Fresh: Though not accurate in every particular, the movie mostly succeeds in respecting the facts of history and the personality of its hero, and in reminding audiences why he mattered.

- A.O. Scott, New York Times, Thursday, April 11, 2013

Fresh: For all the 1940s hokiness of 42, with its big cars and big bands and peanuts and Cracker Jack, it's a wonderful surprise to see that there's a recognizable human being at the center of the hoopla.

- Alonso Duralde, TheWrap, Thursday, April 11, 2013

Fresh: A stirring, straightforward and ultimately soaring portrayal of Robinson's historic entry into Major League Baseball in 1947.

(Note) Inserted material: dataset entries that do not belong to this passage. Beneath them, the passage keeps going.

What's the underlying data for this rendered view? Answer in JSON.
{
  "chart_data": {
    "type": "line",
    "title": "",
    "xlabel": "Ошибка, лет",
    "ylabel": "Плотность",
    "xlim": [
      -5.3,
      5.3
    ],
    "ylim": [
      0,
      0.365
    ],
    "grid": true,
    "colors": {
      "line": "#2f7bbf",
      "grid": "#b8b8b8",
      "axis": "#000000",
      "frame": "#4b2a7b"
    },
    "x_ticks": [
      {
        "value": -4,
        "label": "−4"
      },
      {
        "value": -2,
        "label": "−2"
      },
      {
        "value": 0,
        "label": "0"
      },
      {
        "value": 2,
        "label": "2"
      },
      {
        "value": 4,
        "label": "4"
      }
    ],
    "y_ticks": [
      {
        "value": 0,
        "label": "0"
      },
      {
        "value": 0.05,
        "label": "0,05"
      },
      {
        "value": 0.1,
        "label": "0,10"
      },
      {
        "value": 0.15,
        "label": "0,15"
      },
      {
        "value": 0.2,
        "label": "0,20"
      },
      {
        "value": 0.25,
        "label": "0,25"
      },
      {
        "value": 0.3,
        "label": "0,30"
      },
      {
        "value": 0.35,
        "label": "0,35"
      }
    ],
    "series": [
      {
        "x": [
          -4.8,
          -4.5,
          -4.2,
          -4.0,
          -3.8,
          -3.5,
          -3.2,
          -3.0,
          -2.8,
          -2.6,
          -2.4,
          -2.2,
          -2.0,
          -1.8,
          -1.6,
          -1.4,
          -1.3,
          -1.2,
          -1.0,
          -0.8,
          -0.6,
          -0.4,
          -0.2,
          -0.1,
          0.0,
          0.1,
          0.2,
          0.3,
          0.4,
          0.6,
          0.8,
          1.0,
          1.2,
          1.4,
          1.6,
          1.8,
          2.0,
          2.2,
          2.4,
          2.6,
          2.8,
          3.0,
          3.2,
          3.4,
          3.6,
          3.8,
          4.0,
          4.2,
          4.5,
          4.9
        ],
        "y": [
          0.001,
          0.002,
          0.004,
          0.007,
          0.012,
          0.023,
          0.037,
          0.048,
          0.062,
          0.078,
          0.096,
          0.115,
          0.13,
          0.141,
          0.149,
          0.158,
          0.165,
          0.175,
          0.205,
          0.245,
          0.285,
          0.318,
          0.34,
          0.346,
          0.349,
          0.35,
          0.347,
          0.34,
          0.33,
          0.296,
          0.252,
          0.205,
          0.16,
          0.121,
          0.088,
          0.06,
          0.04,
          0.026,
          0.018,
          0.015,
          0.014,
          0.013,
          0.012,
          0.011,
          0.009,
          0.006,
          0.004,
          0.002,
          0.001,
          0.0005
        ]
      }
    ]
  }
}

- Ann Hornaday, Washington Post, Friday, April 12, 2013

Audience Reviews

3 stars

42 is a polished biography. It's got beautiful music, bright cinematography and is populated by some nice performances. Chadwick Boseman notably underplays Jackie Robinson in a way that doesn't feel like he's grasping for the Academy Award. He's quite effective. As is Nicole Beharie who plays "the wife" but with an effervescence that made me want to see more of her in future films. Harrison Ford reminds us that he doesn't always just phone it in. As Branch Rickey, the General Manager of the Brooklyn Dodgers that signs Robinson to the team, he is truly engaging. 42 hits all the dramatic notes you'd except in a memoir such as this. It's not particularly deep or insightful, but it is inspiring. Robinson becomes more a symbol through which other people unleash their racial hatred against. I would've appreciated a little more detail in the script about the man himself. More vignettes involving his personality as well as his athletic accomplishments in the world of baseball would've been welcome. The lesson appears to be talent and money speak louder than hate. 42 is an admirable addition to baseball pictures that dutifully dramatize the subject in a way that is both pleasant and entertaining.

- hobster1, Saturday, April 20, 2013

3 stars

Jackie Robinson: Are you looking for a Negro who is afraid to fight back? Branch Rickey: No, I need a player with guts enough not to fight back. I don't acknowledge this very often, but I like to bookend my reviews with quotes from the film. Sometimes they sum up the film in a sense and other times they are just quotes I enjoyed the most. The two I have chosen for 42, a film that chronicles the introduction of Jackie Robinson into Major League Baseball, are featured in the film, but are also actual quotes from the men who said them. They are not the most inspiring words I have ever read, but 42 also isn't the most inspiring movie I have ever seen. Regardless, it is a film that I have wanted to see, as the subject matter is important. While the film is only good, as opposed to great, it is occasionally quite moving, well made and acted, and a fitting tribute for a man who mainly just wanted to play baseball. read the whole review at

- DrZeek, Friday, April 12, 2013

3 stars

i really enjoyed this film. great art direction and solid performances. i think the film is held back a bit by taking on the mood of standard inspirational sports films, cutting out most of the ugliness and emotion of the story in order to lift it up to only its heights, creating mostly one dimensional characters. it plays more like a "best of" cliffs notes telling of a story where the soul is missing. this is standard for sports genre films but i feel like Jackie deserves better, something a bit more epic in scale, delving into the nuts and bolts a bit more deeply. however, as standard sports films go, this one is as good as any.